Tue 1 Feb 2011
One of my goals of doing an MBA was to reflect accurately on the health of a firm subject to real options. Whether its business downturn, economic uncertainty or competitive pressures, the financial decisions made are strategically important to any firm. Any misguided or under-optimized decision can make a company go insolvent. So as part of my learning on advanced financial management, we’re analyzing business cases that deal with unique aspects of financial decision making. Prof. Cohen’s pedagogy is very practical and relevant. His case study approach helps us understand businesses in a larger perspective subject to myriad problems and stimulates our data analytic, reasoning and critical thinking abilities. Finance has always tickled my interest and has remained a passionate elusion to me. I hope to gain enough experience, knowledge and skills that will help me spot risks, evaluate options and make strategic, sustainable decisions.

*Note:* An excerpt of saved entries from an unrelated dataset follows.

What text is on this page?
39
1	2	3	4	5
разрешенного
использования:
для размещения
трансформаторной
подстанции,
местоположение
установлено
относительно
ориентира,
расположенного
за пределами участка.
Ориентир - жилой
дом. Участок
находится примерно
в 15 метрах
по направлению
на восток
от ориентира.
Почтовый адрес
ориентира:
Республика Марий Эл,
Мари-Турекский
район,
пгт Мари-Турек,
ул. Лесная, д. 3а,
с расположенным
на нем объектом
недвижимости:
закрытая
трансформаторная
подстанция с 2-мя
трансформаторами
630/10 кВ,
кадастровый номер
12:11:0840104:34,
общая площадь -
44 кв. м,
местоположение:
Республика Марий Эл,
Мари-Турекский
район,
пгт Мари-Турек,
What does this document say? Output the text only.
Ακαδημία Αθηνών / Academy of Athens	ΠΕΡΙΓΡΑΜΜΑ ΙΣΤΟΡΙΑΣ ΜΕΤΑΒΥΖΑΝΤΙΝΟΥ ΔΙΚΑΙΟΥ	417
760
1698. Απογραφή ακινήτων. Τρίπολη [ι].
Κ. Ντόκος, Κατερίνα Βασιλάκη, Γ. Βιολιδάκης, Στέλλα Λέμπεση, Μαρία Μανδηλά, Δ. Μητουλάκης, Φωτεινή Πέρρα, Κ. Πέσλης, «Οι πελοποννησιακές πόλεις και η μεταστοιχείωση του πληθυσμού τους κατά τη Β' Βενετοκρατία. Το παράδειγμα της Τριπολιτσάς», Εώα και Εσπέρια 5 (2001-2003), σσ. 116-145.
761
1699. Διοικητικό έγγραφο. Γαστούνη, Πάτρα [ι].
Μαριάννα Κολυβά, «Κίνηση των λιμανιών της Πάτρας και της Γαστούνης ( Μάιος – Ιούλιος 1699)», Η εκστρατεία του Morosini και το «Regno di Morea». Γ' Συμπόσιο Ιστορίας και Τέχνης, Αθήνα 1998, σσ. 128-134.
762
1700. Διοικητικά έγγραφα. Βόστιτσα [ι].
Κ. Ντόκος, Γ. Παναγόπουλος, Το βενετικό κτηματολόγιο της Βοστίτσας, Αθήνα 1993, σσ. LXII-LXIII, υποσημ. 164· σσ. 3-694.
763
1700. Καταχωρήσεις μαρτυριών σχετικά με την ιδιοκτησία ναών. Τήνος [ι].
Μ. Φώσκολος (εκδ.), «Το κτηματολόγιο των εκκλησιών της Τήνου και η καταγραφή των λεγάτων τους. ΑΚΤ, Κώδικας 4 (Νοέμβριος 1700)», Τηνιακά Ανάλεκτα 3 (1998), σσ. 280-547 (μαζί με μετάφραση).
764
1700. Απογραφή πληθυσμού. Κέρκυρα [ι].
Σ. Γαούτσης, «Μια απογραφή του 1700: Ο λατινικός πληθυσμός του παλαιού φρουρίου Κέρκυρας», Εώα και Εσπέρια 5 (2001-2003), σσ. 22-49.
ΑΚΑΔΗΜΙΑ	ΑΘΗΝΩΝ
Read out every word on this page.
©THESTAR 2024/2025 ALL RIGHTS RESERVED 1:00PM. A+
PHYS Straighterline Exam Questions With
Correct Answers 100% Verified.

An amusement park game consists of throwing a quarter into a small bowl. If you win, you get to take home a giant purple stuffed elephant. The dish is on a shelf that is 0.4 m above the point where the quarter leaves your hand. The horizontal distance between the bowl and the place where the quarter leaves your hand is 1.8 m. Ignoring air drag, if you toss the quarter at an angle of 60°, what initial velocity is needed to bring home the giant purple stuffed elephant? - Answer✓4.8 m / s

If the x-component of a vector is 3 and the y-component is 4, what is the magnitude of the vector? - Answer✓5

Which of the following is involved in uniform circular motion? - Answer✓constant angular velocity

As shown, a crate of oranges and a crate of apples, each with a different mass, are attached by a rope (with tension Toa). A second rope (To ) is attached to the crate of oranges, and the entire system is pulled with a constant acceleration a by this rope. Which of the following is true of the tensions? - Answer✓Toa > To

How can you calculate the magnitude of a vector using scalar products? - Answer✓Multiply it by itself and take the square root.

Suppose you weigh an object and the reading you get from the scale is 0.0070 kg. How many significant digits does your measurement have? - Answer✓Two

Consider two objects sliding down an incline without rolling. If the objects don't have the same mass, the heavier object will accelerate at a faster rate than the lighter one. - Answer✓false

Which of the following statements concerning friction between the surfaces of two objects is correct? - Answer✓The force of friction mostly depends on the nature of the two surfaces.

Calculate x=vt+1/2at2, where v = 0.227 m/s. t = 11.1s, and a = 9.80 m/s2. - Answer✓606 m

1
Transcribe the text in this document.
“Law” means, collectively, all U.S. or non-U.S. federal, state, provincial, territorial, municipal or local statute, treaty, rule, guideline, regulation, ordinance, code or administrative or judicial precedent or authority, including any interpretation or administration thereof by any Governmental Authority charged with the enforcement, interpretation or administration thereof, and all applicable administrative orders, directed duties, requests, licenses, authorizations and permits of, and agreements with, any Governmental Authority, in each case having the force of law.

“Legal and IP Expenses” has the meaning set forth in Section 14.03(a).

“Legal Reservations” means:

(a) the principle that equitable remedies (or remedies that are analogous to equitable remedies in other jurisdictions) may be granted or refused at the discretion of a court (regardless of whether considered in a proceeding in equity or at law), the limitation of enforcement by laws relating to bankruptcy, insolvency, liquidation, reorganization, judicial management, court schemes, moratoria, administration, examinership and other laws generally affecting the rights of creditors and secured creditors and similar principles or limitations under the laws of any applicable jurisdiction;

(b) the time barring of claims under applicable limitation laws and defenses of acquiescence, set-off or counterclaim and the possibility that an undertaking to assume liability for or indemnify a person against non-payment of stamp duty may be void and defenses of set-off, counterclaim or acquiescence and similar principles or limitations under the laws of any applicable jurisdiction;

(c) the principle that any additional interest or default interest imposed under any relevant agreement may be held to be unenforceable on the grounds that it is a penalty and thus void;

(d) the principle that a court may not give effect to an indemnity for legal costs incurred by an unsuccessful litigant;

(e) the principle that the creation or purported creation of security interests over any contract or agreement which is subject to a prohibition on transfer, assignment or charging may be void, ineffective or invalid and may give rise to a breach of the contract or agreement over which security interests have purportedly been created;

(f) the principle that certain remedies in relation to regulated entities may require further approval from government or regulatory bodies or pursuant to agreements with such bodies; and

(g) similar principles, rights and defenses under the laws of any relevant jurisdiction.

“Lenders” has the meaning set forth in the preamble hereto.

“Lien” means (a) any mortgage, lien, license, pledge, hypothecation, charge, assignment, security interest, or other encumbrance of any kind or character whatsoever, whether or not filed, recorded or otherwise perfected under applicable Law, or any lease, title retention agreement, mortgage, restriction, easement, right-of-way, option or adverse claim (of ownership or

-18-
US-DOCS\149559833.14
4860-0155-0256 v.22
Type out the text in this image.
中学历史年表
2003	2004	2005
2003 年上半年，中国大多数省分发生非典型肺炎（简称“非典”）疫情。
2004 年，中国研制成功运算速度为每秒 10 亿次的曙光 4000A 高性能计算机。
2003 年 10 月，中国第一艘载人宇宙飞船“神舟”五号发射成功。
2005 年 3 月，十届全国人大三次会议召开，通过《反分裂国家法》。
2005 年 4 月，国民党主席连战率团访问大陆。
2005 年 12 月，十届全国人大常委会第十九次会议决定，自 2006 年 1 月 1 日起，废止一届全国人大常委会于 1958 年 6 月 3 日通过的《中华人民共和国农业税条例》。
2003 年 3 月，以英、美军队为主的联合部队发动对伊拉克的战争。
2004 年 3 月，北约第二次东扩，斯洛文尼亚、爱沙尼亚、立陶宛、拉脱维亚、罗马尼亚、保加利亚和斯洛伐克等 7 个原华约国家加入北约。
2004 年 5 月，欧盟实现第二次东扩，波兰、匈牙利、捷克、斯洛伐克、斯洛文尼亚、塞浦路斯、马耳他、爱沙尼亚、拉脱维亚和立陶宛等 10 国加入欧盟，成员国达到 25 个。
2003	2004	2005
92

As part of my beginnings in this wonderful world of finance, I analyzed Crocs, Inc., a tremendously successful ‘fad’ sensation that dissipated soon enough into the realm of slow, sluggish growth, economic battering and some insane business decisions. The goal was to value the firm using valuation multiples and discounted free cash flow methods, perform sensitivity analysis using gross profit margin and revalue the firm based on variations in sales and COGS. This was a unique experience as I collected the data, understood, analyzed, evaluated alternatives and synthesized value out of it. The report can be accessed here (Crocs, Inc. Case Study) as a pdf file. The report is not devoid of flaws, but I consider that a honest effort in the right direction. As we practice and iterate through cases, I hope to excel at it. I hope the day is not far when I can say with pride that I can successfully analyze firms and gauge their financial health.